Strong First Impression

You have to forgive Rob Petitti if he seems to have a chip on his shoulder. He doesn't appear to; he's as nice and funny and softspoken as anyone who looks like a Humvee in a helmet can be.

But as excited as he is to be embarking on what he hopes is a lengthy career, he is eager to prove some people -- every NFL executive who passed him up in the draft -- wrong.

The Cowboys drafted Petitti in the sixth round -- several rounds later than many predicted he would be chosen. The first Pittsburgh lineman since Ruben Brown to earn all-Big East honors in consecutive seasons, Petitti was expected to go as high as the third round.

"The draft was rough," Petitti said. "I watched the whole thing, and it was rough. I was a little upset. But then, when I got drafted by the Cowboys, I knew that this was the best team for me to play for."

There is speculation that Petitti slid in the draft because of concerns over his ability to control his weight (if not because of a turf toe injury he suffered as a senior). There's no way to call Petitti anything other than what he is: huge. At the Cowboys' rookie mini-camp, Petitti was listed as carrying 340 pounds on his 6-foot-7 frame -- and that's a drop from years past.

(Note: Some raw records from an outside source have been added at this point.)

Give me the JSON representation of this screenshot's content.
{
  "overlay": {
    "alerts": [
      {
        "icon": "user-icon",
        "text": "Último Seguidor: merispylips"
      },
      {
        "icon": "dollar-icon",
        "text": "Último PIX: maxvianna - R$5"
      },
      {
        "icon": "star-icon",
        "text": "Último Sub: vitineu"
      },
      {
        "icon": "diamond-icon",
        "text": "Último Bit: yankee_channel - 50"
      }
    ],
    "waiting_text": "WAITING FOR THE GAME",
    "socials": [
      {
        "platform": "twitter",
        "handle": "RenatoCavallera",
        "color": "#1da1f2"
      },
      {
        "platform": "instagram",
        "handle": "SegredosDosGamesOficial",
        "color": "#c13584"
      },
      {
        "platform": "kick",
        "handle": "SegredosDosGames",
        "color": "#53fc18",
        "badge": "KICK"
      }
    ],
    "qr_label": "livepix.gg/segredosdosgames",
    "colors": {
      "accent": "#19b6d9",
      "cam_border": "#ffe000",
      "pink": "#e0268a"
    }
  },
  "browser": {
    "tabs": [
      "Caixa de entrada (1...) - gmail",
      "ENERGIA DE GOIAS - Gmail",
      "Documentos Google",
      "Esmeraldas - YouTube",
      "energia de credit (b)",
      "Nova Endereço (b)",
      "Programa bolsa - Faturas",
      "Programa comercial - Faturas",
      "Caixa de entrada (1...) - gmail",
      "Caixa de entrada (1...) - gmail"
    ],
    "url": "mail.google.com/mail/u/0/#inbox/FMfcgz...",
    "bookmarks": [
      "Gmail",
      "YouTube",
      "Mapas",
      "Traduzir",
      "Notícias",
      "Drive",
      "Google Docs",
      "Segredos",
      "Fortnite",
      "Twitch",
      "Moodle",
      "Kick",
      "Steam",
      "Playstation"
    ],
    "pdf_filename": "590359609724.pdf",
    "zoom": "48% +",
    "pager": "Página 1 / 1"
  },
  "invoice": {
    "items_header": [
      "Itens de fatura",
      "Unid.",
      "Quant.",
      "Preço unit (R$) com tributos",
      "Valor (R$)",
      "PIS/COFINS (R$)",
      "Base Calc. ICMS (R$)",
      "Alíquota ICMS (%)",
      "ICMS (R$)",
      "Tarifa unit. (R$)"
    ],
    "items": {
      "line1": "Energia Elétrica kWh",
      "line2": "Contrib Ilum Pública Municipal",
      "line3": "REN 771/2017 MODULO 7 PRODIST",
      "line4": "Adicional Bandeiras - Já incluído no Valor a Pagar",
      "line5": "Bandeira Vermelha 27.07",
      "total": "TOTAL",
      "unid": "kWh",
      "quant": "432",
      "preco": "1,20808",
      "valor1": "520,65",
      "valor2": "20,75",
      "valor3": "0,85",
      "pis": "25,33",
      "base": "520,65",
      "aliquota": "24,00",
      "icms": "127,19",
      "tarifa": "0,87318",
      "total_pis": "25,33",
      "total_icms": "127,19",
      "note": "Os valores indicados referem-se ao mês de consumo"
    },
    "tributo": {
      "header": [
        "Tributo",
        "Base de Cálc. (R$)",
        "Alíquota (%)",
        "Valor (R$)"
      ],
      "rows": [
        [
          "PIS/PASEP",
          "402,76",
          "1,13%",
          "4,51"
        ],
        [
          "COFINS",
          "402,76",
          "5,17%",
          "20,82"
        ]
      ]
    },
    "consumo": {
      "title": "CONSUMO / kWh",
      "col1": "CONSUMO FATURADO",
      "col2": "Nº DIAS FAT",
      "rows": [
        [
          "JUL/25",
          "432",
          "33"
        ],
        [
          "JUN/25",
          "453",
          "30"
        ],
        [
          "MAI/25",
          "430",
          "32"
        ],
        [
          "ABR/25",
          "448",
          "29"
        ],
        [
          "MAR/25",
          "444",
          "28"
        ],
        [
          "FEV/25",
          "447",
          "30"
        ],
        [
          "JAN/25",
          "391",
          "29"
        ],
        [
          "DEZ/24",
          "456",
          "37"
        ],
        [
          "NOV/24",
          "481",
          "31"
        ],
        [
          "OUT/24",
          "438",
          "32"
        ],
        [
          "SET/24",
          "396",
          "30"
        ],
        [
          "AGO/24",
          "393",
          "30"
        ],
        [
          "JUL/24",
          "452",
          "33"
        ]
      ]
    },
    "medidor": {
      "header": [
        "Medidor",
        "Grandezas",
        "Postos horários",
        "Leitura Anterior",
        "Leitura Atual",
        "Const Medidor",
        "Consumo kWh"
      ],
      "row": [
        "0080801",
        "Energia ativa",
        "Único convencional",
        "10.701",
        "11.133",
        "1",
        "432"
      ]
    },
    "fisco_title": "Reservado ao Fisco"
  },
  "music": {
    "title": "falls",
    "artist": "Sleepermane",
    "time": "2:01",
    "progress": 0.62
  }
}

"I played the last two years at Pitt at 360," he said. "But wherever they want me, that's where I'll be."

That's the attitude head coach Bill Parcells wants to hear, having mentioned after the first day of practice that -- like defensive lineman Marcus Spears, Petitti needs to keep his weight in check. As large as he is, Petitti already is working on it.

"I played the last two years of college at 360," he said. "I think they want me to be able to move a little more. If they say I need to lose more, I'll lose more."

Petitti already has shown his ability to move … off the field. Already he has moved friends and family back home in Sampson, N.J. to switch their allegiance from the New York Giants to the Cowboys.

"When I got drafted, about 50 Giants fans became Cowboys fans," he said. And he's shown similar quickness in his ability to shift his own allegiance.

"I grew up a big Notre Dame fan," Petitti said. "Then I went to Pitt, so now I hate Notre Dame. Same deal -- I grew up a Giants fan, but now I'm a Dallas Cowboy, so I hate the Giants."

Petitti said he doesn't know yet what his exact role will be, and that at the moment, he's not worried about it.

"(The coaches) have said they need some help on the offensive line, but that's all they said," he said. "I'm not worried right now about starting. I need to make the team first, and show them that I'm a good player."

One person -- one very important person -- at Valley Ranch already noticed Petitti's performance at the Cowboys' mini-camp. After the first day of mini-camp, it was Petitti -- not first-round selections DeMarcus Ware and Marcus Spears -- whose name was the first Parcells mentioned.

Cautioning that it was way too early to be predicting the fortunes of a group of rookies who had been with the team for exactly 24 hours, Parcells nevertheless cited his rookie offensive tackle as a player who made a good first impression.

"Rob Petitti -- there's a guy," Parcells said, "with a real chance to play."